The envoy also noted that Russia is likely to lose interest in a dialogue with NATO "if it does not promote the restoration of bilateral cooperation."
NATO sent additional troops to the Baltic states and Poland last month and it is looking to boost its southeastern border around the Black Sea. The bloc also plans to improve intelligence gathering to counter Russia’s alleged growing assertion in the region. However, NATO chief Stoltenberg maintained that the move is not meant to provoke Russia.
"We will have an increased presence in the Black Sea but it will be measured, it will be defensive and it will in no way be provoking any conflict or escalating tensions," Stoltenberg reportedly said.

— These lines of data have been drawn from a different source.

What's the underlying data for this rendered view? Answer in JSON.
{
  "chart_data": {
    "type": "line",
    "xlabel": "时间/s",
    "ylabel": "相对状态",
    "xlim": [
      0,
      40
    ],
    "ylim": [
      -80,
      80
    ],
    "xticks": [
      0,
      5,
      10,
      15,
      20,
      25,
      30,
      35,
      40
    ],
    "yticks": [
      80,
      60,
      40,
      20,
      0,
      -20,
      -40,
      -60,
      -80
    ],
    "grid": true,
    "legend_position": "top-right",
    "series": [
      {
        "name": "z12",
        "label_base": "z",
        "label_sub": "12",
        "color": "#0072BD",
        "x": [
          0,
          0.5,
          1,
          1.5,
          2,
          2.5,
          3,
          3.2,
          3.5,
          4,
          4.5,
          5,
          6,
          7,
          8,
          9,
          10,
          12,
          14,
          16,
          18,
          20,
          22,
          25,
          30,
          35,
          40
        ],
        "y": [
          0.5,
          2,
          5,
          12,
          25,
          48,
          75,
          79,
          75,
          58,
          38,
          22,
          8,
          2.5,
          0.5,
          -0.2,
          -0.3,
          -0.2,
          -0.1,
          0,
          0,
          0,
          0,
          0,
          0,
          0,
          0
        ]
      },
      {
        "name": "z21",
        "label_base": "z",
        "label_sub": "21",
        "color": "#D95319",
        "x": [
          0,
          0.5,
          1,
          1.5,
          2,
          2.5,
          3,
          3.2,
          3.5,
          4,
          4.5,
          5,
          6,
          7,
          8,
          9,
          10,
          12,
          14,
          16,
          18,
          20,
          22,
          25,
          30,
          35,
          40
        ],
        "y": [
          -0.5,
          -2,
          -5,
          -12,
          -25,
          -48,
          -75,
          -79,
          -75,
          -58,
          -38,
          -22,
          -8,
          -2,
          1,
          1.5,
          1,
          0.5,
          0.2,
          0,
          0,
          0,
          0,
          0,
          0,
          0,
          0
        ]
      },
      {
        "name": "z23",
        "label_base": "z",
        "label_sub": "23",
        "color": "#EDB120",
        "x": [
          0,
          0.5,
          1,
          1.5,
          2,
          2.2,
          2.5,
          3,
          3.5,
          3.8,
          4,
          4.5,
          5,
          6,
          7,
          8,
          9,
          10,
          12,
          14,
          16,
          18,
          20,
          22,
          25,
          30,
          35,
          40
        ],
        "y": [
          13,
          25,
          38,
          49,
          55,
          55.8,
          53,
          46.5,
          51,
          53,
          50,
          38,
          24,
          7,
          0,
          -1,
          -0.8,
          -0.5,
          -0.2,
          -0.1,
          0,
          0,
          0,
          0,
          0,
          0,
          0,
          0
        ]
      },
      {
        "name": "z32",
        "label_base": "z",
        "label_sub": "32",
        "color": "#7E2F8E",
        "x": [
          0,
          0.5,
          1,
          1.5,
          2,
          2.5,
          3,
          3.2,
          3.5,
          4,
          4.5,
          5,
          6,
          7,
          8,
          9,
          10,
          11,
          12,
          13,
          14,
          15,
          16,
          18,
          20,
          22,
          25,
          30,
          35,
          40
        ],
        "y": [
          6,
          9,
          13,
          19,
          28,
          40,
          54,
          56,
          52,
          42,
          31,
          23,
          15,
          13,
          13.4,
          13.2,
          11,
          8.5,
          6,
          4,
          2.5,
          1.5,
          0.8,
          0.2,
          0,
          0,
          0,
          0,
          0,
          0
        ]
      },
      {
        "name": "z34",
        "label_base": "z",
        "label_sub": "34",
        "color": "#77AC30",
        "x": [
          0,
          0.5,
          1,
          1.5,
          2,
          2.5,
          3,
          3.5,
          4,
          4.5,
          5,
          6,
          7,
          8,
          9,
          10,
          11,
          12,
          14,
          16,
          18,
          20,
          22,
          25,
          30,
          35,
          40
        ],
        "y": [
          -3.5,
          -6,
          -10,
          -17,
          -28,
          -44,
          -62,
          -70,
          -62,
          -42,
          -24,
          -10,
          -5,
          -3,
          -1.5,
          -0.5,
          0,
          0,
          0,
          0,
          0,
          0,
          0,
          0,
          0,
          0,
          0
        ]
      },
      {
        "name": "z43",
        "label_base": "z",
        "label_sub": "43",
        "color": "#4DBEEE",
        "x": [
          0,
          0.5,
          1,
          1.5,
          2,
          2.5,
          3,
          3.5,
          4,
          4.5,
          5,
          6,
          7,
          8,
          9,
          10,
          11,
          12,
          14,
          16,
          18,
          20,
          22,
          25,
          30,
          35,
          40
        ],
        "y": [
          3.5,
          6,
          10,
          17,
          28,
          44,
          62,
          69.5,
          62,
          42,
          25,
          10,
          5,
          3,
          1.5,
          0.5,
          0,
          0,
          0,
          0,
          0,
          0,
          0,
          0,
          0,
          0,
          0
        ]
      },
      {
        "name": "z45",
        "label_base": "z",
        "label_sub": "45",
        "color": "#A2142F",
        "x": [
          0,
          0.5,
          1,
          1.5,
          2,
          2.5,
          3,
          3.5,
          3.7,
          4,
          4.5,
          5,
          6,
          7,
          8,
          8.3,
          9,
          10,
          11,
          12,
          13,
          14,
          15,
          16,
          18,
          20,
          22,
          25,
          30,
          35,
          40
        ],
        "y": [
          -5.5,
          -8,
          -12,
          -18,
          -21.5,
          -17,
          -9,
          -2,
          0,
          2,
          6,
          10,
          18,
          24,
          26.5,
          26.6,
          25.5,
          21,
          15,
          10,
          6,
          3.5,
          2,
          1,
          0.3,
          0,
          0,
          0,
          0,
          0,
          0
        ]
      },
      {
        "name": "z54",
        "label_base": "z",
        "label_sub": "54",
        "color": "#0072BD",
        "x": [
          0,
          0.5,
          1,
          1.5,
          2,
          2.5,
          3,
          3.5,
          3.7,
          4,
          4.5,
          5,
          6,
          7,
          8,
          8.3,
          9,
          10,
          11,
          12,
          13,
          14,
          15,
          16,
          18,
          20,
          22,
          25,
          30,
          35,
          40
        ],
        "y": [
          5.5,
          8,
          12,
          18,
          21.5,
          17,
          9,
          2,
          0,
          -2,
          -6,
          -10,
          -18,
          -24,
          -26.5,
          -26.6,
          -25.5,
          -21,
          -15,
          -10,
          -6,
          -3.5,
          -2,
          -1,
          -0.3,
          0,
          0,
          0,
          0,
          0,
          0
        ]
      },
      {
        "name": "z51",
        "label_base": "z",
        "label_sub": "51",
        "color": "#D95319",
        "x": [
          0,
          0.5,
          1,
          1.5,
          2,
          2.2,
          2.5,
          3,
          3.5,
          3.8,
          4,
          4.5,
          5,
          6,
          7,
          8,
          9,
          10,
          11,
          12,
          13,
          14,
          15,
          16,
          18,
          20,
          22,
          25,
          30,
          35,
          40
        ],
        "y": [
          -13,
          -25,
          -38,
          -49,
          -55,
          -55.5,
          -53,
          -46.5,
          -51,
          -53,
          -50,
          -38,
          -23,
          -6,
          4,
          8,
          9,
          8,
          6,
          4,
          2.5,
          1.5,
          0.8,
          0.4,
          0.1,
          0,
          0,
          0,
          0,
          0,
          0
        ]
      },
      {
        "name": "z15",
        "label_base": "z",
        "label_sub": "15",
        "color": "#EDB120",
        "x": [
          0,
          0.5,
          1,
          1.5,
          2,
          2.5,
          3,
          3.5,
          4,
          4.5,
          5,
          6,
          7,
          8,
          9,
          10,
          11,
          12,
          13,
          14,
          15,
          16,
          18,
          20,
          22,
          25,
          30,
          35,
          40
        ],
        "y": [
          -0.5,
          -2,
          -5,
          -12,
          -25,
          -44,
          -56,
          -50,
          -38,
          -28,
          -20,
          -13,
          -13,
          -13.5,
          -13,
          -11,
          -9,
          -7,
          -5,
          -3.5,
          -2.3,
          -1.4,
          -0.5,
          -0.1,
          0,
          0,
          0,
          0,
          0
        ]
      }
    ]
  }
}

Tensions between Russia and NATO have flared up since Moscow annexed Crimea in March 2014 and supported separatist rebels within Ukraine. NATO’s military buildup has concentrated on Poland and the Baltic states of Estonia, Latvia and Lithuania — all of which have expressed concerns over Russia's growing political and military assertion in the region. However, Moscow has denied the allegations and accused the U.S. of expanding its geopolitical power along Russia's borders.